Judith Muster ist Keynote Speakerin am Transformation Camp 2024 (www.transformationcamp.org) und unsere Gesprächspartnerin im neuen Blog. Mit ihr sprechen wir über die Organisation von morgen und Herausforderungen denen sich die Organisationentwicklung stellen muss.

Die studierte Soziologin und ausgewiesene Organisationsexpertin ist als Beraterin und akademische Mitarbeiterin der Universität Potsdam für Organisations- und Verwaltungssoziologie, u.a. für innovative und postbürokratische Organisationsmodelle, Führungsforschung sowie Digitalisierungs- und Datafizierungsforschung.

 

fifty1: Liebe Judith, schön dass wir dich als Speakerin zum Transformation Camp, am 26. und 27.April 2024 gewinnen konnten.
Gerne möchten wir schon jetzt ein paar spannende Gedanken mit dir teilen. Welche Themen beschäftigen dich derzeit in deiner Arbeit als Organisationsentwicklerin am meisten?

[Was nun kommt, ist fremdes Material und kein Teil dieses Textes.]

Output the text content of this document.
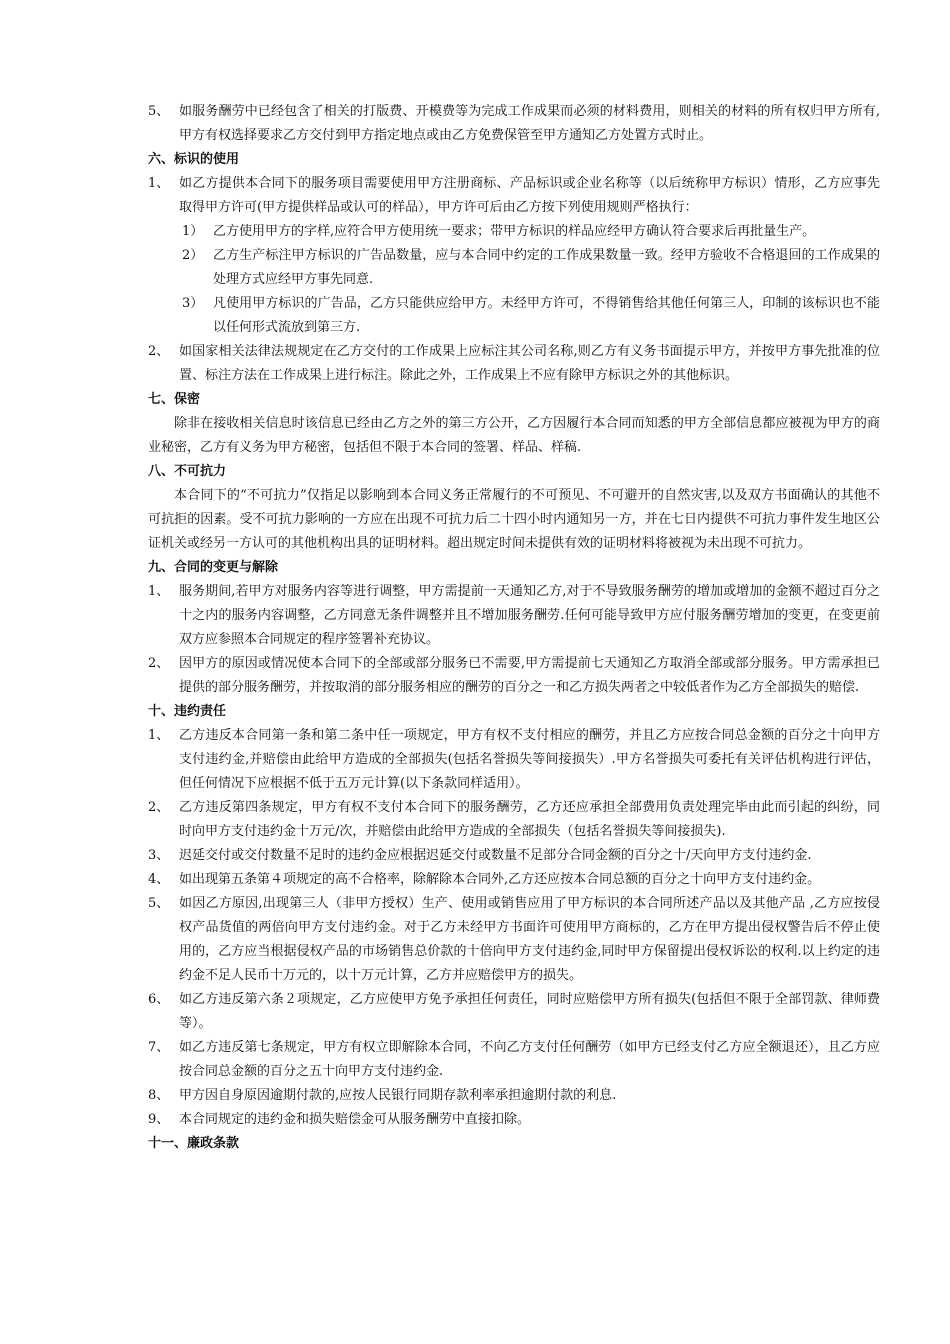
5、 如服务酬劳中已经包含了相关的打版费、开模费等为完成工作成果而必须的材料费用，则相关的材料的所有权归甲方所有,甲方有权选择要求乙方交付到甲方指定地点或由乙方免费保管至甲方通知乙方处置方式时止。
六、标识的使用
1、 如乙方提供本合同下的服务项目需要使用甲方注册商标、产品标识或企业名称等（以后统称甲方标识）情形，乙方应事先取得甲方许可(甲方提供样品或认可的样品），甲方许可后由乙方按下列使用规则严格执行：
1） 乙方使用甲方的字样,应符合甲方使用统一要求；带甲方标识的样品应经甲方确认符合要求后再批量生产。
2） 乙方生产标注甲方标识的广告品数量，应与本合同中约定的工作成果数量一致。经甲方验收不合格退回的工作成果的处理方式应经甲方事先同意.
3） 凡使用甲方标识的广告品，乙方只能供应给甲方。未经甲方许可，不得销售给其他任何第三人，印制的该标识也不能以任何形式流放到第三方.
2、 如国家相关法律法规规定在乙方交付的工作成果上应标注其公司名称,则乙方有义务书面提示甲方，并按甲方事先批准的位置、标注方法在工作成果上进行标注。除此之外，工作成果上不应有除甲方标识之外的其他标识。
七、保密
除非在接收相关信息时该信息已经由乙方之外的第三方公开，乙方因履行本合同而知悉的甲方全部信息都应被视为甲方的商业秘密，乙方有义务为甲方秘密，包括但不限于本合同的签署、样品、样稿.
八、不可抗力
本合同下的“不可抗力”仅指足以影响到本合同义务正常履行的不可预见、不可避开的自然灾害,以及双方书面确认的其他不可抗拒的因素。受不可抗力影响的一方应在出现不可抗力后二十四小时内通知另一方，并在七日内提供不可抗力事件发生地区公证机关或经另一方认可的其他机构出具的证明材料。超出规定时间未提供有效的证明材料将被视为未出现不可抗力。
九、合同的变更与解除
1、 服务期间,若甲方对服务内容等进行调整，甲方需提前一天通知乙方,对于不导致服务酬劳的增加或增加的金额不超过百分之十之内的服务内容调整，乙方同意无条件调整并且不增加服务酬劳.任何可能导致甲方应付服务酬劳增加的变更，在变更前双方应参照本合同规定的程序签署补充协议。
2、 因甲方的原因或情况使本合同下的全部或部分服务已不需要,甲方需提前七天通知乙方取消全部或部分服务。甲方需承担已提供的部分服务酬劳，并按取消的部分服务相应的酬劳的百分之一和乙方损失两者之中较低者作为乙方全部损失的赔偿.
十、违约责任
1、 乙方违反本合同第一条和第二条中任一项规定，甲方有权不支付相应的酬劳，并且乙方应按合同总金额的百分之十向甲方支付违约金,并赔偿由此给甲方造成的全部损失(包括名誉损失等间接损失）.甲方名誉损失可委托有关评估机构进行评估，但任何情况下应根据不低于五万元计算(以下条款同样适用）。
2、 乙方违反第四条规定，甲方有权不支付本合同下的服务酬劳，乙方还应承担全部费用负责处理完毕由此而引起的纠纷，同时向甲方支付违约金十万元/次，并赔偿由此给甲方造成的全部损失（包括名誉损失等间接损失).
3、 迟延交付或交付数量不足时的违约金应根据迟延交付或数量不足部分合同金额的百分之十/天向甲方支付违约金.
4、 如出现第五条第４项规定的高不合格率，除解除本合同外,乙方还应按本合同总额的百分之十向甲方支付违约金。
5、 如因乙方原因,出现第三人（非甲方授权）生产、使用或销售应用了甲方标识的本合同所述产品以及其他产品 ,乙方应按侵权产品货值的两倍向甲方支付违约金。对于乙方未经甲方书面许可使用甲方商标的，乙方在甲方提出侵权警告后不停止使用的，乙方应当根据侵权产品的市场销售总价款的十倍向甲方支付违约金,同时甲方保留提出侵权诉讼的权利.以上约定的违约金不足人民币十万元的，以十万元计算，乙方并应赔偿甲方的损失。
6、 如乙方违反第六条２项规定，乙方应使甲方免予承担任何责任，同时应赔偿甲方所有损失(包括但不限于全部罚款、律师费等）。
7、 如乙方违反第七条规定，甲方有权立即解除本合同，不向乙方支付任何酬劳（如甲方已经支付乙方应全额退还），且乙方应按合同总金额的百分之五十向甲方支付违约金.
8、 甲方因自身原因逾期付款的,应按人民银行同期存款利率承担逾期付款的利息.
9、 本合同规定的违约金和损失赔偿金可从服务酬劳中直接扣除。
十一、廉政条款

Judith: In der Organisationsentwicklung habe ich nach wie vor mit den Klassikerthemen zu tun, welche sich derzeit aber noch zuspitzen. Es geht viel um Struktur-, Strategie-, Kooperations-  und Kulturfragen. Am Ende sind es immer diese Themen, auf die es hinausläuft, die Frage ist, mit welcher Einflugschneise Organisationen gerade auf uns zukommen.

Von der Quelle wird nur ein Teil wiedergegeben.